Sehubungan dengan konteks tersebut Pemikiran Zhuangzi dapat dibaca dalam bukunya “Teiori Kesetaraan” 《齐物论 (qi wu lun) {qi= 平齐ping qi = sama dan menyatu (even together); samarata atau dapat diartikan “Teori Kesetaraan”.}  Jadi dalam hal ini mempunyai arti “Semua kehidupan adalah sama” atau “Semua komentar adalah sama”, siapapun tidak ada yang lebih mulia dan ungul dari yang lain. Siapapun tidak patut untuk mentertawakan yang lain. Tidak boleh karena kamu “besar” kemudian harus menertawakan yang kecil, tidak boleh karena kamu tinggi lalu mau menertawakan yang pendek. Pendek kata semua pihak tidak berhak dan patut saling menertawakan dan meremehkan satu sama lain. Jadi tidak mungkin bagi Zhuangzi untuk bermaksud mentertawakan yang kecil maupun yang besar.

Ada cerita lain dari Zhuangzi, juga sangat poluler sebagai berikut : “Pagi Tiga Sore Empat”《朝三暮四chao san mu si.  
Ada seorang tua yang memelihara kera-kera, dan berunding dengan para kera peliharaannya, bagaimana untuk mengatur pembagian kacang sebagai makanannya. Pagi akan diberikan 3 liter, sore hari akan diberikan 4 liter, lalu dia bertanya kepada para kera : “Bagaimana menurut kalian kera-kera?”.   
Kera-kera ini mendengar ini sangat geram sambil mengertakkan giginya tanda tidak setuju sambil berteriak-teriak “Tidak setuju ... tidak setuju...pagi hanya diberi tiga, kurang satu, sedang sore empat...”   
Maka si orang tua ini berkata : “Baik.... baik saya robah... pagi saya beri kalian empat, dan sore saya beri tiga, bagaimana ?” .
Mendengar ini kera-kera berteriak kesenangan sambil ber-jingkrak “ Horee... horee... setuju... setuju....”.
Zhuangzi berkata : “Pagi empat sore tiga dan pagi tiga sore empat bukannya semua sama tujuh? Apa yang beda? ”.
Inilah ‘Teori Kesetaraan” ( 齐物论qi wu lun), apa yang perlu ditertawakan? Semua tidak ada perbedaannya. Jadi yang lucu adalah perdebatannya, bukannya perbedaaan besar kecilnya...
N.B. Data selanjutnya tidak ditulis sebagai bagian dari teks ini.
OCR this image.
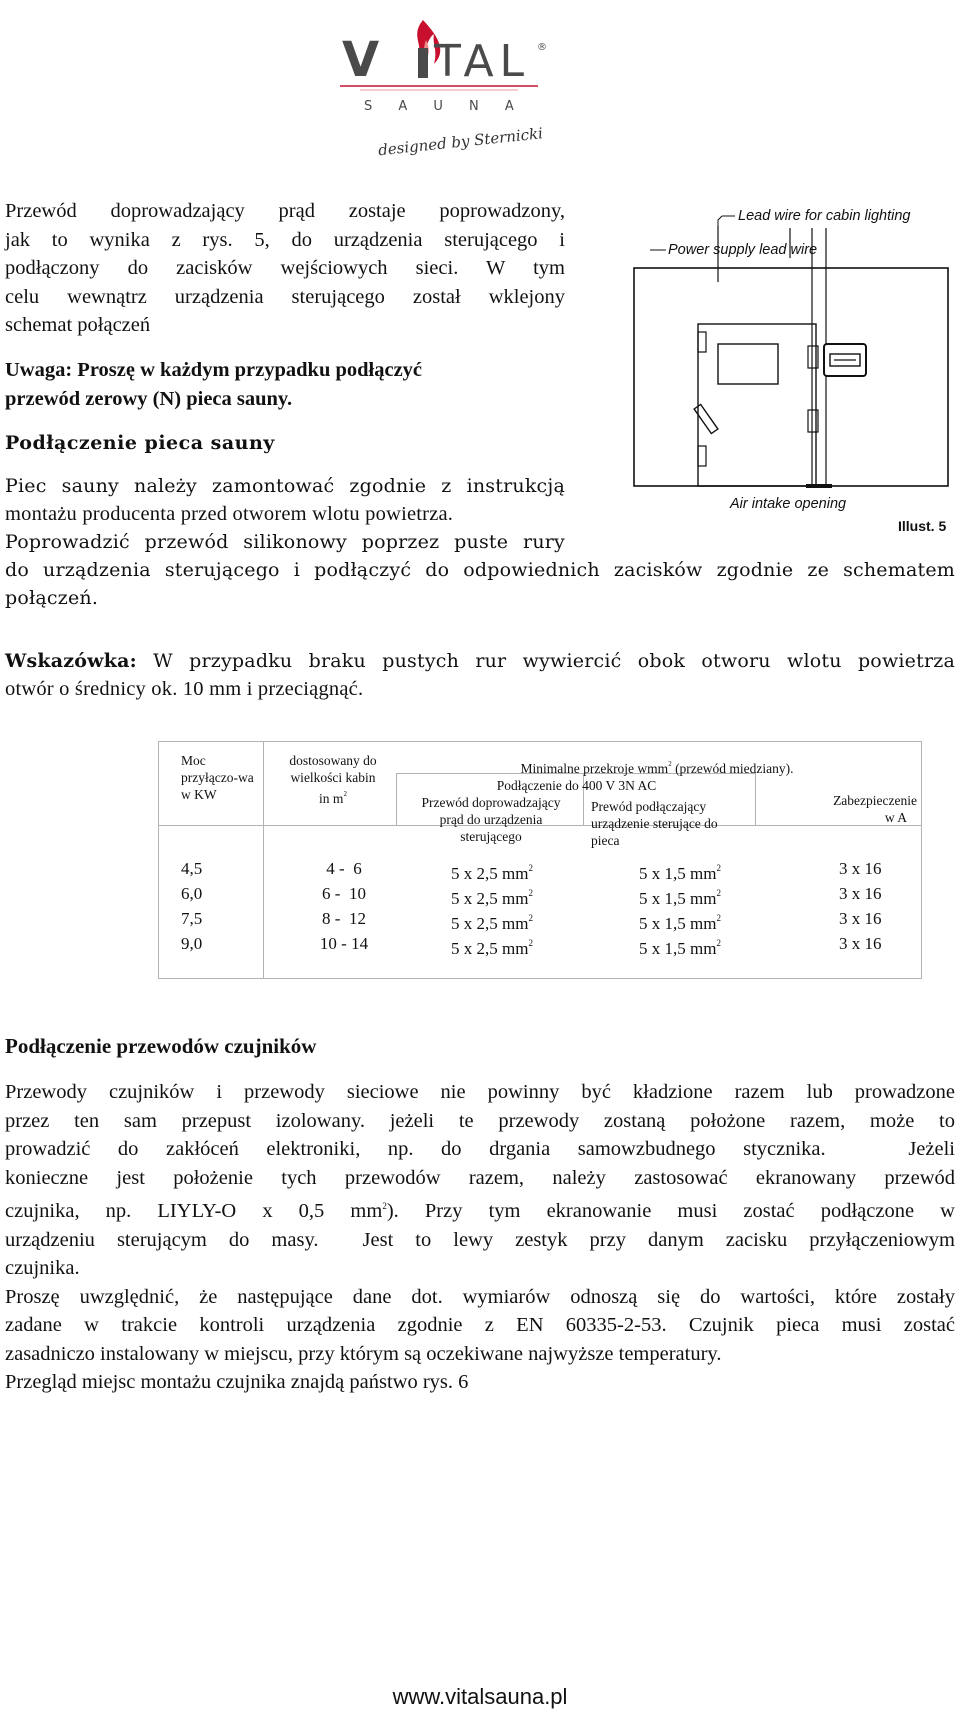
V TAL ®
S A U N A
designed by Sternicki
Przewód doprowadzający prąd zostaje poprowadzony,
jak to wynika z rys. 5, do urządzenia sterującego i
podłączony do zacisków wejściowych sieci. W tym
celu wewnątrz urządzenia sterującego został wklejony
schemat połączeń
Uwaga: Proszę w każdym przypadku podłączyć
przewód zerowy (N) pieca sauny.
Podłączenie pieca sauny
Piec sauny należy zamontować zgodnie z instrukcją
montażu producenta przed otworem wlotu powietrza.
Poprowadzić przewód silikonowy poprzez puste rury
do urządzenia sterującego i podłączyć do odpowiednich zacisków zgodnie ze schematem
połączeń.
Wskazówka: W przypadku braku pustych rur wywiercić obok otworu wlotu powietrza
otwór o średnicy ok. 10 mm i przeciągnąć.
Lead wire for cabin lighting
Power supply lead wire
Air intake opening
Illust. 5
Moc
przyłączo-wa
w KW
dostosowany do
wielkości kabin
in $m^2$
Minimalne przekroje wmm$^2$ (przewód miedziany).
Podłączenie do 400 V 3N AC
Przewód doprowadzający
prąd do urządzenia
sterującego
Prewód podłączający
urządzenie sterujące do
pieca
Zabezpieczenie
w A
4,5	4 -  6	5 x 2,5 $mm^2$	5 x 1,5 $mm^2$	3 x 16
6,0	6 -  10	5 x 2,5 $mm^2$	5 x 1,5 $mm^2$	3 x 16
7,5	8 -  12	5 x 2,5 $mm^2$	5 x 1,5 $mm^2$	3 x 16
9,0	10 - 14	5 x 2,5 $mm^2$	5 x 1,5 $mm^2$	3 x 16
Podłączenie przewodów czujników
Przewody czujników i przewody sieciowe nie powinny być kładzione razem lub prowadzone
przez ten sam przepust izolowany. jeżeli te przewody zostaną położone razem, może to
prowadzić do zakłóceń elektroniki, np. do drgania samowzbudnego stycznika.   Jeżeli
konieczne jest położenie tych przewodów razem, należy zastosować ekranowany przewód
czujnika, np. LIYLY-O x 0,5 $mm^2$). Przy tym ekranowanie musi zostać podłączone w
urządzeniu sterującym do masy.  Jest to lewy zestyk przy danym zacisku przyłączeniowym
czujnika.
Proszę uwzględnić, że następujące dane dot. wymiarów odnoszą się do wartości, które zostały
zadane w trakcie kontroli urządzenia zgodnie z EN 60335-2-53. Czujnik pieca musi zostać
zasadniczo instalowany w miejscu, przy którym są oczekiwane najwyższe temperatury.
Przegląd miejsc montażu czujnika znajdą państwo rys. 6
www.vitalsauna.pl
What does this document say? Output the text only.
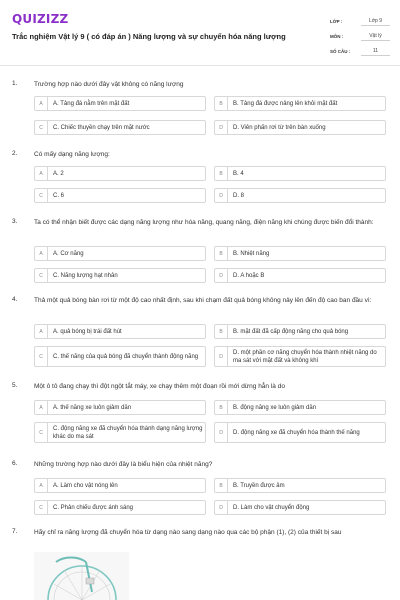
QUIZIZZ
Trắc nghiệm Vật lý 9 ( có đáp án ) Năng lượng và sự chuyển hóa năng lượng
LỚP :	Lớp 9
MÔN :	Vật lý
SỐ CÂU :	11
1.	Trường hợp nào dưới đây vật không có năng lượng
A	A. Tảng đá nằm trên mặt đất	B	B. Tảng đá được nâng lên khỏi mặt đất
C	C. Chiếc thuyền chạy trên mặt nước	D	D. Viên phấn rơi từ trên bàn xuống
2.	Có mấy dạng năng lượng:
A	A. 2	B	B. 4
C	C. 6	D	D. 8
3.	Ta có thể nhận biết được các dạng năng lượng như hóa năng, quang năng, điện năng khi chúng được biến đổi thành:
A	A. Cơ năng	B	B. Nhiệt năng
C	C. Năng lượng hạt nhân	D	D. A hoặc B
4.	Thả một quả bóng bàn rơi từ một độ cao nhất định, sau khi chạm đất quả bóng không nảy lên đến độ cao ban đầu vì:
A	A. quả bóng bị trái đất hút	B	B. mặt đất đã cấp động năng cho quả bóng
C	C. thế năng của quả bóng đã chuyển thành động năng	D
D. một phần cơ năng chuyển hóa thành nhiệt năng do ma sát với mặt đất và không khí
5.	Một ô tô đang chạy thì đột ngột tắt máy, xe chạy thêm một đoạn rồi mới dừng hẳn là do
A	A. thế năng xe luôn giảm dần	B	B. động năng xe luôn giảm dần
C
C. động năng xe đã chuyển hóa thành dạng năng lượng khác do ma sát
D	D. động năng xe đã chuyển hóa thành thế năng
6.	Những trường hợp nào dưới đây là biểu hiện của nhiệt năng?
A	A. Làm cho vật nóng lên	B	B. Truyền được âm
C	C. Phản chiếu được ánh sáng	D	D. Làm cho vật chuyển động
7.	Hãy chỉ ra năng lượng đã chuyển hóa từ dạng nào sang dạng nào qua các bộ phận (1), (2) của thiết bị sau
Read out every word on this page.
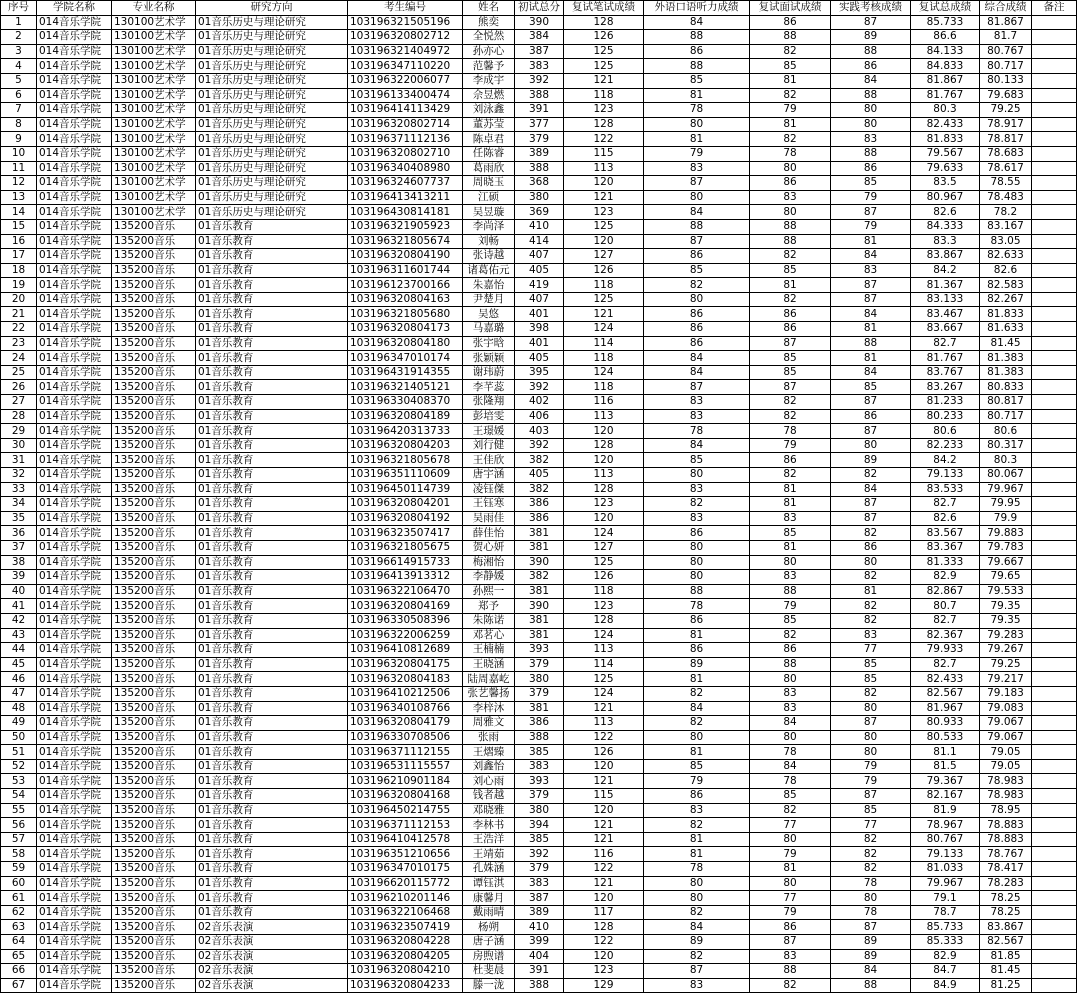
序号	学院名称	专业名称	研究方向	考生编号	姓名	初试总分	复试笔试成绩	外语口语听力成绩	复试面试成绩	实践考核成绩	复试总成绩	综合成绩	备注
1	014音乐学院	130100艺术学	01音乐历史与理论研究	103196321505196	熊奕	390	128	84	86	87	85.733	81.867	
2	014音乐学院	130100艺术学	01音乐历史与理论研究	103196320802712	全悦然	384	126	88	88	89	86.6	81.7	
3	014音乐学院	130100艺术学	01音乐历史与理论研究	103196321404972	孙亦心	387	125	86	82	88	84.133	80.767	
4	014音乐学院	130100艺术学	01音乐历史与理论研究	103196347110220	范馨予	383	125	88	85	86	84.833	80.717	
5	014音乐学院	130100艺术学	01音乐历史与理论研究	103196322006077	李成宇	392	121	85	81	84	81.867	80.133	
6	014音乐学院	130100艺术学	01音乐历史与理论研究	103196133400474	佘昱燃	388	118	81	82	88	81.767	79.683	
7	014音乐学院	130100艺术学	01音乐历史与理论研究	103196414113429	刘泳鑫	391	123	78	79	80	80.3	79.25	
8	014音乐学院	130100艺术学	01音乐历史与理论研究	103196320802714	董苏莹	377	128	80	81	80	82.433	78.917	
9	014音乐学院	130100艺术学	01音乐历史与理论研究	103196371112136	陈卓君	379	122	81	82	83	81.833	78.817	
10	014音乐学院	130100艺术学	01音乐历史与理论研究	103196320802710	任陈睿	389	115	79	78	88	79.567	78.683	
11	014音乐学院	130100艺术学	01音乐历史与理论研究	103196340408980	葛雨欣	388	113	83	80	86	79.633	78.617	
12	014音乐学院	130100艺术学	01音乐历史与理论研究	103196324607737	周晓玉	368	120	87	86	85	83.5	78.55	
13	014音乐学院	130100艺术学	01音乐历史与理论研究	103196413413211	江硕	380	121	80	83	79	80.967	78.483	
14	014音乐学院	130100艺术学	01音乐历史与理论研究	103196430814181	吴昱璇	369	123	84	80	87	82.6	78.2	
15	014音乐学院	135200音乐	01音乐教育	103196321905923	李尚泽	410	125	88	88	79	84.333	83.167	
16	014音乐学院	135200音乐	01音乐教育	103196321805674	刘畅	414	120	87	88	81	83.3	83.05	
17	014音乐学院	135200音乐	01音乐教育	103196320804190	张诗越	407	127	86	82	84	83.867	82.633	
18	014音乐学院	135200音乐	01音乐教育	103196311601744	诸葛佑元	405	126	85	85	83	84.2	82.6	
19	014音乐学院	135200音乐	01音乐教育	103196123700166	朱嘉怡	419	118	82	81	87	81.367	82.583	
20	014音乐学院	135200音乐	01音乐教育	103196320804163	尹楚月	407	125	80	82	87	83.133	82.267	
21	014音乐学院	135200音乐	01音乐教育	103196321805680	吴悠	401	121	86	86	84	83.467	81.833	
22	014音乐学院	135200音乐	01音乐教育	103196320804173	马嘉璐	398	124	86	86	81	83.667	81.633	
23	014音乐学院	135200音乐	01音乐教育	103196320804180	张宇晗	401	114	86	87	88	82.7	81.45	
24	014音乐学院	135200音乐	01音乐教育	103196347010174	张颖颖	405	118	84	85	81	81.767	81.383	
25	014音乐学院	135200音乐	01音乐教育	103196431914355	谢玮蔚	395	124	84	85	84	83.767	81.383	
26	014音乐学院	135200音乐	01音乐教育	103196321405121	李芊蕊	392	118	87	87	85	83.267	80.833	
27	014音乐学院	135200音乐	01音乐教育	103196330408370	张隆翔	402	116	83	82	87	81.233	80.817	
28	014音乐学院	135200音乐	01音乐教育	103196320804189	彭培雯	406	113	83	82	86	80.233	80.717	
29	014音乐学院	135200音乐	01音乐教育	103196420313733	王璟媛	403	120	78	78	87	80.6	80.6	
30	014音乐学院	135200音乐	01音乐教育	103196320804203	刘行健	392	128	84	79	80	82.233	80.317	
31	014音乐学院	135200音乐	01音乐教育	103196321805678	王佳欣	382	120	85	86	89	84.2	80.3	
32	014音乐学院	135200音乐	01音乐教育	103196351110609	唐宇涵	405	113	80	82	82	79.133	80.067	
33	014音乐学院	135200音乐	01音乐教育	103196450114739	凌钰傑	382	128	83	81	84	83.533	79.967	
34	014音乐学院	135200音乐	01音乐教育	103196320804201	王钰寒	386	123	82	81	87	82.7	79.95	
35	014音乐学院	135200音乐	01音乐教育	103196320804192	吴雨佳	386	120	83	83	87	82.6	79.9	
36	014音乐学院	135200音乐	01音乐教育	103196323507417	薛佳怡	381	124	86	85	82	83.567	79.883	
37	014音乐学院	135200音乐	01音乐教育	103196321805675	贺心妍	381	127	80	81	86	83.367	79.783	
38	014音乐学院	135200音乐	01音乐教育	103196614915733	梅湘怡	390	125	80	80	80	81.333	79.667	
39	014音乐学院	135200音乐	01音乐教育	103196413913312	李静媛	382	126	80	83	82	82.9	79.65	
40	014音乐学院	135200音乐	01音乐教育	103196322106470	孙熙一	381	118	88	88	81	82.867	79.533	
41	014音乐学院	135200音乐	01音乐教育	103196320804169	郑予	390	123	78	79	82	80.7	79.35	
42	014音乐学院	135200音乐	01音乐教育	103196330508396	朱陈诺	381	128	86	85	82	82.7	79.35	
43	014音乐学院	135200音乐	01音乐教育	103196322006259	邓茗心	381	124	81	82	83	82.367	79.283	
44	014音乐学院	135200音乐	01音乐教育	103196410812689	王楠楠	393	113	86	86	77	79.933	79.267	
45	014音乐学院	135200音乐	01音乐教育	103196320804175	王晓涵	379	114	89	88	85	82.7	79.25	
46	014音乐学院	135200音乐	01音乐教育	103196320804183	陆周嘉屹	380	125	81	80	85	82.433	79.217	
47	014音乐学院	135200音乐	01音乐教育	103196410212506	张艺馨扬	379	124	82	83	82	82.567	79.183	
48	014音乐学院	135200音乐	01音乐教育	103196340108766	李梓沐	381	121	84	83	80	81.967	79.083	
49	014音乐学院	135200音乐	01音乐教育	103196320804179	周雅文	386	113	82	84	87	80.933	79.067	
50	014音乐学院	135200音乐	01音乐教育	103196330708506	张雨	388	122	80	80	80	80.533	79.067	
51	014音乐学院	135200音乐	01音乐教育	103196371112155	王熠臻	385	126	81	78	80	81.1	79.05	
52	014音乐学院	135200音乐	01音乐教育	103196531115557	刘鑫怡	383	120	85	84	79	81.5	79.05	
53	014音乐学院	135200音乐	01音乐教育	103196210901184	刘心雨	393	121	79	78	79	79.367	78.983	
54	014音乐学院	135200音乐	01音乐教育	103196320804168	钱者越	379	115	86	85	87	82.167	78.983	
55	014音乐学院	135200音乐	01音乐教育	103196450214755	邓晓雅	380	120	83	82	85	81.9	78.95	
56	014音乐学院	135200音乐	01音乐教育	103196371112153	李林书	394	121	82	77	77	78.967	78.883	
57	014音乐学院	135200音乐	01音乐教育	103196410412578	王浩洋	385	121	81	80	82	80.767	78.883	
58	014音乐学院	135200音乐	01音乐教育	103196351210656	王靖茹	392	116	81	79	82	79.133	78.767	
59	014音乐学院	135200音乐	01音乐教育	103196347010175	孔姝涵	379	122	78	81	82	81.033	78.417	
60	014音乐学院	135200音乐	01音乐教育	103196620115772	谭钰淇	383	121	80	80	78	79.967	78.283	
61	014音乐学院	135200音乐	01音乐教育	103196210201146	康馨月	387	120	80	77	80	79.1	78.25	
62	014音乐学院	135200音乐	01音乐教育	103196322106468	戴雨晴	389	117	82	79	78	78.7	78.25	
63	014音乐学院	135200音乐	02音乐表演	103196323507419	杨朔	410	128	84	86	87	85.733	83.867	
64	014音乐学院	135200音乐	02音乐表演	103196320804228	唐子涵	399	122	89	87	89	85.333	82.567	
65	014音乐学院	135200音乐	02音乐表演	103196320804205	房煦谱	404	120	82	83	89	82.9	81.85	
66	014音乐学院	135200音乐	02音乐表演	103196320804210	杜斐晨	391	123	87	88	84	84.7	81.45	
67	014音乐学院	135200音乐	02音乐表演	103196320804233	滕一泷	388	129	83	82	88	84.9	81.25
Maka dalam cerita diatas Zhuangzi bukannya menertawakan burung dan serangga karena kecil, melainkan hanya bercerita mereka ini tertawa. Yang besar tidak boleh menertawakan yang kecil, demikian juga yang kecil tidak pantas menertawakan yang besar. Maka dari konteks dan cerita tersebut kita dapat menarik kesimpulan bahwa Zhuangzi adalah sosok yang sangat ‘Toleran’(宽容kuan rong). Jadi menurut Zhuangzi kita harus Toleran tidak perduli karena besar ataupun kecil, tinggi atau pendek, pandai atau tidak pandai, cantik atau tidak cantik, gemuk atau kurus harus saling penuh toleransi, karena dalam kehidupan semuanya adalah sama... selama mereka bebas dan bersungguh-sungguh semua akan berharga dalam hidup.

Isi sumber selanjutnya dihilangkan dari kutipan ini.